La investigación realizada por el Departamento de Psiquiatría de la Universidad de Rochester (Nueva York) ha evidenciado como las mujeres de mediana edad con una escasa extroversión tienen altas concentraciones en sangre de la Interleuchina-6, una sustancia química que duplica el riesgo de muerte.
Los científicos han examinado la conexión mente-cuerpo y cómo la personalidad puede influir en las enfermedades que podemos padecer, sobre todo enfermedades inflamatorias como el Alzheimer o los diferentes tipo de reumas.

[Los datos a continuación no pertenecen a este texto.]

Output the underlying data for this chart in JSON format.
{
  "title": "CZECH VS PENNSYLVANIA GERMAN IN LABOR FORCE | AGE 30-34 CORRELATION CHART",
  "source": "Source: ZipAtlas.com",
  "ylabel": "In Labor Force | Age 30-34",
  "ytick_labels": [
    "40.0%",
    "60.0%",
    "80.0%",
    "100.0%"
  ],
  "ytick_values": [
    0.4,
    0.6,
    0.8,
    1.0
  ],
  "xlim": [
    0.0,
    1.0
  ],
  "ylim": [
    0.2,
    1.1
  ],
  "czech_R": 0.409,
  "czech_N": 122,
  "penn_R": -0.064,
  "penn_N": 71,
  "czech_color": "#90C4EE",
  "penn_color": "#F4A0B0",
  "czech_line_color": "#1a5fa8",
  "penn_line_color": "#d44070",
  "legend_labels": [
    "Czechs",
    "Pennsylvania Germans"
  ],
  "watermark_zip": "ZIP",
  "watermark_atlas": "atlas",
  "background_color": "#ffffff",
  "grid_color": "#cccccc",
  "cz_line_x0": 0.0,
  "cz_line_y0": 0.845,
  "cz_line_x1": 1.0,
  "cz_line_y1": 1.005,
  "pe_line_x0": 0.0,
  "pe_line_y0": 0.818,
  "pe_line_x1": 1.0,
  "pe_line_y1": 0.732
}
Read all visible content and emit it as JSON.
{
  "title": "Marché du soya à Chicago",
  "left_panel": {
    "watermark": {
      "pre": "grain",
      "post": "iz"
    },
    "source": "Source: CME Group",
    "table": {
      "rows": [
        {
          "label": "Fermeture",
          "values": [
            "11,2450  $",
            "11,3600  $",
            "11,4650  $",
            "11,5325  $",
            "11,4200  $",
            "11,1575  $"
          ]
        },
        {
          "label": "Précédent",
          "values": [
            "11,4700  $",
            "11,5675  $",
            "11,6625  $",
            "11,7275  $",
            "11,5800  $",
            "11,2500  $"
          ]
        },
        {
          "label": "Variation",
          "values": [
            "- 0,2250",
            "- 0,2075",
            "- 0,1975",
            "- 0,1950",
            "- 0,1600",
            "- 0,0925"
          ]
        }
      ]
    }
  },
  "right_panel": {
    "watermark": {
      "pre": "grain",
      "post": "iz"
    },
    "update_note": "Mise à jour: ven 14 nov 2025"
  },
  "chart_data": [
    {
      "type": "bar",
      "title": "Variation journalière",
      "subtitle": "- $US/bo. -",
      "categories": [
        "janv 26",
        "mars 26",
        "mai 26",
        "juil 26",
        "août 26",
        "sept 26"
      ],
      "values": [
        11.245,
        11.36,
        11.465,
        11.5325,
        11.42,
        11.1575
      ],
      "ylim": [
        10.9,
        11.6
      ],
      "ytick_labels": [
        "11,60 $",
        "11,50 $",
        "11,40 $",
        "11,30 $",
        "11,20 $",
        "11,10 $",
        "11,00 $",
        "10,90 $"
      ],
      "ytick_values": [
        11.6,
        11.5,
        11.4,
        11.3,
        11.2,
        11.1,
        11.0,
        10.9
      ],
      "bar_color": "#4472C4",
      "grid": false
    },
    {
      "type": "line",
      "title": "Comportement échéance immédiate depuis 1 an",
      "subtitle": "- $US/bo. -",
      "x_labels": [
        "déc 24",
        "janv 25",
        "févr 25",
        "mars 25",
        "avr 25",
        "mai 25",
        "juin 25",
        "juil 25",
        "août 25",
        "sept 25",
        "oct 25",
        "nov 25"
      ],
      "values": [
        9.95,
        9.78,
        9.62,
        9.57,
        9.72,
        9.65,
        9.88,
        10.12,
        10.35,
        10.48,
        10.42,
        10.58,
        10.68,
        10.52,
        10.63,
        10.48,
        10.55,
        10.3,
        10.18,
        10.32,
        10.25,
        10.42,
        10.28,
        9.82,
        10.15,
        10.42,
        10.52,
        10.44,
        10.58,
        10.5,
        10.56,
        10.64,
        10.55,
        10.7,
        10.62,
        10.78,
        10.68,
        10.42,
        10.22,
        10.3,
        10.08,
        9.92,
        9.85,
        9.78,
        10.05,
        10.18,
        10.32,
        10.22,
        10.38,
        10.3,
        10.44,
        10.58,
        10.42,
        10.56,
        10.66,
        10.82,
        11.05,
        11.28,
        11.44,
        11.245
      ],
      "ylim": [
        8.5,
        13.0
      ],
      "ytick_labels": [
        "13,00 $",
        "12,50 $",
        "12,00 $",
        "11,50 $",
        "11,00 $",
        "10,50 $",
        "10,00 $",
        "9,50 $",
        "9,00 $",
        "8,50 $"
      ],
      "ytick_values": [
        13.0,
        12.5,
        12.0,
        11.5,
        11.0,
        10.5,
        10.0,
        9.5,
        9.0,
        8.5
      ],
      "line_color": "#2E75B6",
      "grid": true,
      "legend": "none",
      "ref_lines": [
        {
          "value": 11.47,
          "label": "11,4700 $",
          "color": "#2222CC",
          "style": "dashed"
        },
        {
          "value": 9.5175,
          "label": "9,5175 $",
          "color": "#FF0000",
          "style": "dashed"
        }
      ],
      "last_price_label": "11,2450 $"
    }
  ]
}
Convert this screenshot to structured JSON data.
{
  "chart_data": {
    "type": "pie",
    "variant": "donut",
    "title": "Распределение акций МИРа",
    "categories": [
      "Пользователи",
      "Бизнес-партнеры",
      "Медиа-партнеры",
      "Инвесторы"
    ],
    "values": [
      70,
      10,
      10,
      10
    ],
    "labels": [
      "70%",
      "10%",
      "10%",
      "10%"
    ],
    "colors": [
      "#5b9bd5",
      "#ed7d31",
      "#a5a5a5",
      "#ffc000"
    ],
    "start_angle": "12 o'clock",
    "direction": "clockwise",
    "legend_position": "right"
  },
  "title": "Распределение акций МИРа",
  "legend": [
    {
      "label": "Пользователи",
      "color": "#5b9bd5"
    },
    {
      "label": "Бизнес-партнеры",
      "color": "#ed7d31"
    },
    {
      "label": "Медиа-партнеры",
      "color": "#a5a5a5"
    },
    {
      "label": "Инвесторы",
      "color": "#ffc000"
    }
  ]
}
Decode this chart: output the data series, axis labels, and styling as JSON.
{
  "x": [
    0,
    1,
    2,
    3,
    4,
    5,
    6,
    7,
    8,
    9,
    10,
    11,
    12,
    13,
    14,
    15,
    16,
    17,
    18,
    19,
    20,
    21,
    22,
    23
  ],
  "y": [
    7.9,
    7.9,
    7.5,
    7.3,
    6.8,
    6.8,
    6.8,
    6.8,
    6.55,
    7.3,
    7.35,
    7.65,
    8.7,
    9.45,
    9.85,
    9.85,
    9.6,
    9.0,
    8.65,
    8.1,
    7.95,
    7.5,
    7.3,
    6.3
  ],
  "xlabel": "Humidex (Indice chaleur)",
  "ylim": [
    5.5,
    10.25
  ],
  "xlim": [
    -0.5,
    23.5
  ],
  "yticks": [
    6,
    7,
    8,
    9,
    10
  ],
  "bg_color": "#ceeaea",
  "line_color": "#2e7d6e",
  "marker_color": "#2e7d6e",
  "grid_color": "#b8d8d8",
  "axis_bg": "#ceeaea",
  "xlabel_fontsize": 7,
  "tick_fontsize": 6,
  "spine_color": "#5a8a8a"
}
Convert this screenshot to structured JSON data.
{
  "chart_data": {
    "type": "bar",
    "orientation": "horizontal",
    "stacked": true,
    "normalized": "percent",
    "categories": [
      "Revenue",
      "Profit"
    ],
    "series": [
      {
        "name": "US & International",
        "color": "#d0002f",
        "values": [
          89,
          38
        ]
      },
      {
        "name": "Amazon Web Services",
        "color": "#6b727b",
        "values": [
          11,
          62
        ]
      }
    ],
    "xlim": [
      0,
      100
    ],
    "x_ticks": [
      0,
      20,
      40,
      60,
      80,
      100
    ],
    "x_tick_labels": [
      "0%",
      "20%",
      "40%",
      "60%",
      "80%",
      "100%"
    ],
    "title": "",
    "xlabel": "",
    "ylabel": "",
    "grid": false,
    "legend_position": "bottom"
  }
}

El cerebro de una persona bajo estrés produce hormonas que a largo término tienen efecto sobre diferentes órganos. Esto provocaría reacciones en cadena del sistema inmunitario, que a su vez generan sustancias inflamatorias con consecuencias muy graves, sobre todo cuando se unen padecimientos como artritis reumatoide, Alzheimer y arterioesclerosis.
De acuerdo con los resultados del estudio, las personas extrovertidas, comunicativas y rebosantes de energía tienen niveles muy bajos de Interleuchina-6. De un experimento con 103 personas, los mayores de 40 años y algunas minorías étnicas, eran más vulnerables al estrés.
Las primeras se explicaba por los desequilibrios propios de la edad y las segundas, por los conflictos de racismo que tienen que enfrentar. "Este estudio ha demostrado que una fuerte vinculación, de una parte, la extroversión y un compuesto químico expresamente conectado con el estrés", según Chapman.